Jakarta, tvOnenews.com- Ocha salah satu siswi yang mengikuti lomba cerdas cermat empat pilar MPR RI. Ia menjadi sorotan setelah penjelasannya dibantah oleh Juri.
Dalam video cerdas cermat empat pilar yang ditayangkan di Youtube MPR menuai ragam reaksi dari netizen dan tokoh publik, mulai dari Atalia Praratya dan Helmy Yahya, dan sebagainya.
Cerdasr cermat yang seharusnya berjalan lancar di awal sampai akhir, menarik perhatian kala penjelasan dan jawaban Josepha Alexandra atau Ocha siswi dari SMAN 1 Pontianak dibantah juri.
- Tangkapan layar YouTube MPRGOID
Dalam kesempatan itu, Ocah mencoba menjelaskan ulang jawaban yang ia sampaikan dalam permainan pertanyaan rebutan di Cerdas Cermat atau LCC itu.
Kala masuk babak pertanyaan rebutan mengenai prosedur pemilihan anggota BPK dilemparkan oleh juri. Situasinya diawal ada Regu C dari SMAN 1 Pontianak yang menjawab,
"Anggota Badan Pemeriksa Keuangan dipilih oleh Dewan Perwakilan Rakyat dengan memperhatikan pertimbangan Dewan Perwakilan Daerah dan diresmikan oleh Presiden."
Dalam kesempatan yang sama, pihak juri kemudian memberikan pengurangan lima poin untuk jawaban regu C tersebut. Pertanyaan yang sama lantas dilempar kepada regu yang lain.

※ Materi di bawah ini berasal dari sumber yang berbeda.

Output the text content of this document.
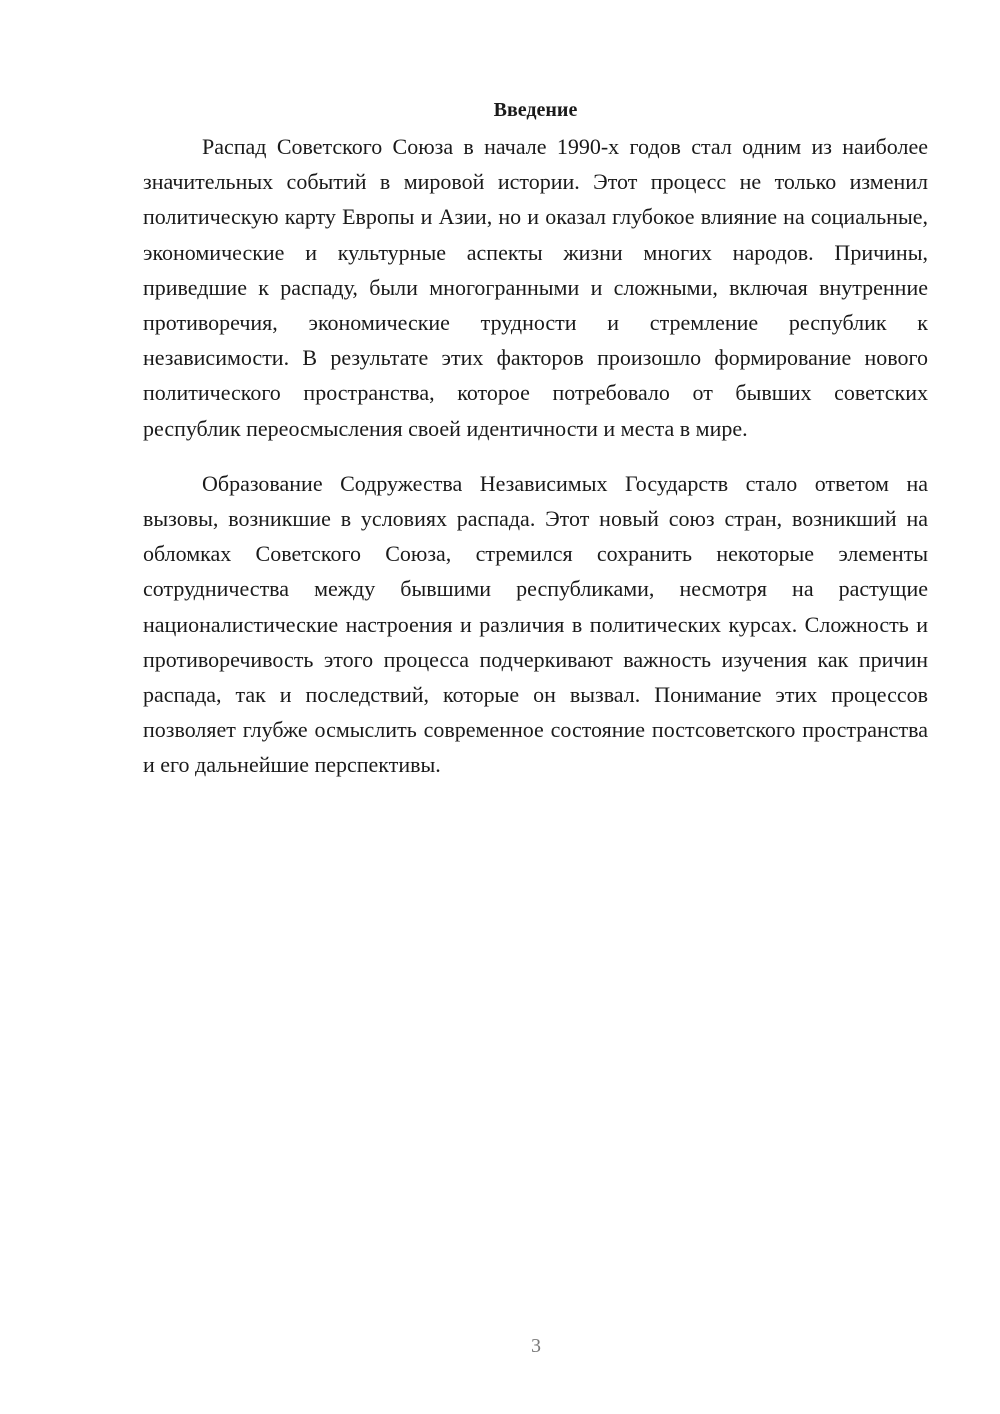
Введение

Распад Советского Союза в начале 1990-х годов стал одним из наиболее значительных событий в мировой истории. Этот процесс не только изменил политическую карту Европы и Азии, но и оказал глубокое влияние на социальные, экономические и культурные аспекты жизни многих народов. Причины, приведшие к распаду, были многогранными и сложными, включая внутренние противоречия, экономические трудности и стремление республик к независимости. В результате этих факторов произошло формирование нового политического пространства, которое потребовало от бывших советских республик переосмысления своей идентичности и места в мире.

Образование Содружества Независимых Государств стало ответом на вызовы, возникшие в условиях распада. Этот новый союз стран, возникший на обломках Советского Союза, стремился сохранить некоторые элементы сотрудничества между бывшими республиками, несмотря на растущие националистические настроения и различия в политических курсах. Сложность и противоречивость этого процесса подчеркивают важность изучения как причин распада, так и последствий, которые он вызвал. Понимание этих процессов позволяет глубже осмыслить современное состояние постсоветского пространства и его дальнейшие перспективы.

3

Kemudian regu B yang berasal dari SMAN 2 Sambas lalu menjawab, "Anggota Badan Pemeriksa Keuangan dipilih oleh Dewan Perwakilan Rakyat dengan memperhatikan pertimbangan Dewan Perwakilan Daerah dan diresmikan oleh Presiden."
- dok.kolase tvOnenews.com /YouTube MPR
Setelah itu juri kemudian menyatakan jawaban regu B adalah benar. "Ya, inti jawabannya sudah benar. Nilai sepuluh," kata dewan juri, Kepala Biro Pengkajian Setjen MPR RI Dyastasita W.B.
Regu C lantas menyampaikan keberatan atas penilaian dewan juri.
"Dewan juri, izin, tadi kami menjawabnya sama seperti regu B. Sama," kata perwakilan regu, Ocha.
Menanggapi hal itu, Dyastasita mengatakan, "Tadi disebutkan regu C, ya, itu pertimbangan dari DPD-nya tidak ada. DPD tadi."
Atas keputusan juri tersebut menuai kritikan dan menjadi viral di media sosial dengan potongan video. Hal ini pula sudah direspons MPR.
Dengan begitu, MPR menyampaikan segera melakukan evaluasi menyeluruh terhadap aspek teknis pelaksanaan lomba.